I am very much in favour of making more information available to savers—and, indeed, to borrowers—so that they can understand exactly what the terms and conditions are. I agree with my hon. Friend that, at times, those terms and conditions are not as clear as they should be. We want more people to save, and the best way to achieve that is to be very clear and up front about what the saver will get and when they will get it.
In the aftermath of the pre-Budget report, and given the importance that Members of Parliament in Stoke-on-Trent attach to the relocation of jobs from the south-east, what advice can my right hon. Friend give to people in Stoke-on-Trent on how to ensure that we can get such jobs relocated there?
Over the past few years, we have moved something like 24,000 jobs out of London and the south-east. Just before the pre-Budget report, we said that we would seek to move another 13,000 out over the next few years. I would be very happy to sit down with my hon. Friend and other colleagues from Stoke-on-Trent to talk about how we can maximise Stoke-on-Trent’s chances of getting a big share of those new jobs.

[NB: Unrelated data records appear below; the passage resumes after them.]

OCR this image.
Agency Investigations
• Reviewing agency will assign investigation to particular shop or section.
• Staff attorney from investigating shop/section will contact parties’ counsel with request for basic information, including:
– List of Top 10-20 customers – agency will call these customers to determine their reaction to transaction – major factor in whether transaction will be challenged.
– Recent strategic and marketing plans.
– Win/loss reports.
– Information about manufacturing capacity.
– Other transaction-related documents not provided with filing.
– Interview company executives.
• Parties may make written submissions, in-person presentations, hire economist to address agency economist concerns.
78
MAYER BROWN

It is understandable that the hon. Gentleman is concerned about debt, and I can tell him that the debt would have been very much higher had we not taken the action that we did to support our economy and to ensure that we got through the recession. Otherwise, the amount of borrowing and debt would have been far greater.
Despite the cheaper pound and rising house prices, stalled industrial output is still holding the economy back. Will the Chancellor tell the House what progress has been made on his plan to diversify the economy away from the financial services sector?
In the pre-Budget report last week, I set out a number of measures to encourage low-carbon industries and to encourage business generally. It is important that we have a diverse economy. The research and development tax credits and the reduced rate of corporation tax for firms that patent discoveries in this country and then develop them here are part of a range of measures all designed to make sure that we have a more diverse economy in the future. In the 1980s, rather too many firms went under and rather too many sectors were badly damaged: we cannot afford to repeat that mistake.
At some stage in the relatively near future, the Chancellor will receive a welcome windfall from the auction of the spectrum release by the digital dividend process, so will he honour the pledge given to users of radio microphones in the “Digital Britain” White Paper and earmark at least a small proportion of those significant revenues fully to compensate those users for their unwelcome eviction from the spectrum?